Another significant difference in government is that you’re dealing with classified materials. But Brooks noted, “I think that they both can learn from each other.” For example, the private sector should look more into protecting data versus just purely protecting profit.

Rettas posed a question about a big push for militarization in private cyber security that eventually died off: "What do you think of that?"

“I think everybody needs to be judged on an individual basis and not the fact that they come from a certain agency or department,” said Rettas.

Brooks agreed, however noted that both sectors are beginning to unify. “Just like everything else, if you’re looking at militarization, cyber is a form of warfare and when you’re in the government you have to look at all aspects including the implications of actually being the attacker or a defender. But on the commercial side, it’s actually more about defense,” Brooks said.

See Related: When Politics And Cyber Security Collide

Rettas then brought up some of the organizations that Brooks is affiliated with including mentoring with the air force and Georgetown University. “Mentoring is really rewarding for me,” said Brooks, who further explained that he has already taught some courses as well in risk management, and more recently a cyber security online course about blockchain.

“The students are fantastic,” he said as a lot of them are already in the industry part-time, “so it’s a two way street.” Brooks is learning from his students as well.

Emerging Technologies And Threats

Rettas opened up the second segment bringing up how “attackers are becoming more sophisticated and so are threats.”

Brooks talked more about how emerging threats are affecting businesses, how companies are combating the threats around IoT, cloud, mobile, and, third parties, and how new technologies being deployed as mitigating controls are actually introducing new threats into the environment.

See Related: “Cyber Security Challenges, Focuses 2019”

Brooks noted that along with more technology access (such as machine learning and AI), that can help organizations, but at the same time can also make hackers’ job of finding vulnerabilities much easier.
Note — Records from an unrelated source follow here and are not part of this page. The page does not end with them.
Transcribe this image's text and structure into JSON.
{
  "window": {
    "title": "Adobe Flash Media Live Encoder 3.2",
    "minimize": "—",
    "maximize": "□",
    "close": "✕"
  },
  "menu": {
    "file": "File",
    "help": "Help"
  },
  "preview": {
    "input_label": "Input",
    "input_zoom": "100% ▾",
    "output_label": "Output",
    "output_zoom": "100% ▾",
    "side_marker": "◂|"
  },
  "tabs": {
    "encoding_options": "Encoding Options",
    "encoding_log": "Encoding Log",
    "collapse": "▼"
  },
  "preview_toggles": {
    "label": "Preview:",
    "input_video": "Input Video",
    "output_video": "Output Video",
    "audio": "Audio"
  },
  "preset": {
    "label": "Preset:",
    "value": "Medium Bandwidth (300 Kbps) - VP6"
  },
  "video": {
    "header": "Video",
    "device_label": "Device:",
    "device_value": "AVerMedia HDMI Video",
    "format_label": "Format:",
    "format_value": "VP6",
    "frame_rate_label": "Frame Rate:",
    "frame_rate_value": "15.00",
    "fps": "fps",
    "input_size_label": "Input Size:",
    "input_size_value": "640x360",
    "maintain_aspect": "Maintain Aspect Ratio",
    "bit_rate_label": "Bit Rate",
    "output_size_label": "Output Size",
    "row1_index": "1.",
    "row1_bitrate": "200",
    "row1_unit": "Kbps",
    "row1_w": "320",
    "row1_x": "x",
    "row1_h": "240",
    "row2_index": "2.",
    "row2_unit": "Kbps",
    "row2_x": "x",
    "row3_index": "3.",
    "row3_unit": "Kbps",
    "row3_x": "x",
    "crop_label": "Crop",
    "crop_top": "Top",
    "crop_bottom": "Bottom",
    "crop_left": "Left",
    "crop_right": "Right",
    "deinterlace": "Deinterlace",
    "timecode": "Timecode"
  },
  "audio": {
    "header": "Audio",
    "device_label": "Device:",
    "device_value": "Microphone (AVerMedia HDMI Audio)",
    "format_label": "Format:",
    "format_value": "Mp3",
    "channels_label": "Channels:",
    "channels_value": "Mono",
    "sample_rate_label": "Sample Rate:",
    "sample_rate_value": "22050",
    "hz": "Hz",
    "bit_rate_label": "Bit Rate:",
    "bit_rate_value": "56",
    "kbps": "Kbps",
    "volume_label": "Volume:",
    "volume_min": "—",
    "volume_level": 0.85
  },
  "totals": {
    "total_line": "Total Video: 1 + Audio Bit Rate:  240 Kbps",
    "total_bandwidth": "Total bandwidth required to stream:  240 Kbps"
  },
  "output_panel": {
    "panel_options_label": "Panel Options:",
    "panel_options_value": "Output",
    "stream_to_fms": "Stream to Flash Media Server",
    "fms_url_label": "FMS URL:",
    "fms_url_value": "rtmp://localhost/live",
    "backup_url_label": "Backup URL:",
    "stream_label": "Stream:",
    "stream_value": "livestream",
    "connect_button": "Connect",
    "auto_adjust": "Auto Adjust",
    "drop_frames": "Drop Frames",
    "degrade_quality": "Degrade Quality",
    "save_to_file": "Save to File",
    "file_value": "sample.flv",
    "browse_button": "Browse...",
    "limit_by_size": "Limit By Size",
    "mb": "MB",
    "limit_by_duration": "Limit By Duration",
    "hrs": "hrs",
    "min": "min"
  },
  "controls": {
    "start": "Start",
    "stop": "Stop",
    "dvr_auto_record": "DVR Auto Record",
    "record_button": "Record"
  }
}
Further, it doesn’t just include individual hackers anymore, but also state sponsored nations and organized crime. “It’s a dangerous environment out there,” he added.  

Brooks agreed with Rettas that IoT is dangerous because there are no standards. With no standards, there’s no security built into these devices. It makes it difficult to protect these devices, which in turn can affect the full supply chain “as you have connectivity through the supply chain.”

Mobile is particularly dangerous as we move to 5G. “More people are operating off of mobile, so unless you separate the system from personal and work, it’s easily cross-contaminated,” he explained. Again, comes down to question of cost to consumers using mobile – should they pay for extra security hardware/software?

Rettas asked ‘how high on the prioritization list is third-party risk?’ “Near the top,” said Brooks. Even the government is looking at that he said, because it goes back to that full connected supply chain. For attackers, they’ll always look for the weakest point of entry. When you have variety of parties linked to a network, they go for them. He added that usually spear phishing is an easy entry. “One person opens it up and that’s all it takes.”

 See Related: “The Phishing Phenomenon: How To Keep Your Head Above Water”

Rettas followed up on insider threats asking if it “gets the attention it deserves?” No, said Brooks citing insider threats as the number two reason for breaches. The problem is, it’s very difficult to detect. Employees have admin privileges and leave the company – they can always come back to it for example.

Brooks went on to talk about some of the biggest challenges in cyber security including the lack of talent resources, “just because so many companies out there just don’t have the ability to find or hire people.” And, it’s not just companies, it’s the government too, he shared. Until the issue is rectified, it’s going to remain a problem. Some companies are trying to fix the shortage through automation and other technologies but the fact is, computers are still hacked every 39 seconds and millions of dollars and records are stolen every minute — so for now, it’s not working … and it’s only going to get worse.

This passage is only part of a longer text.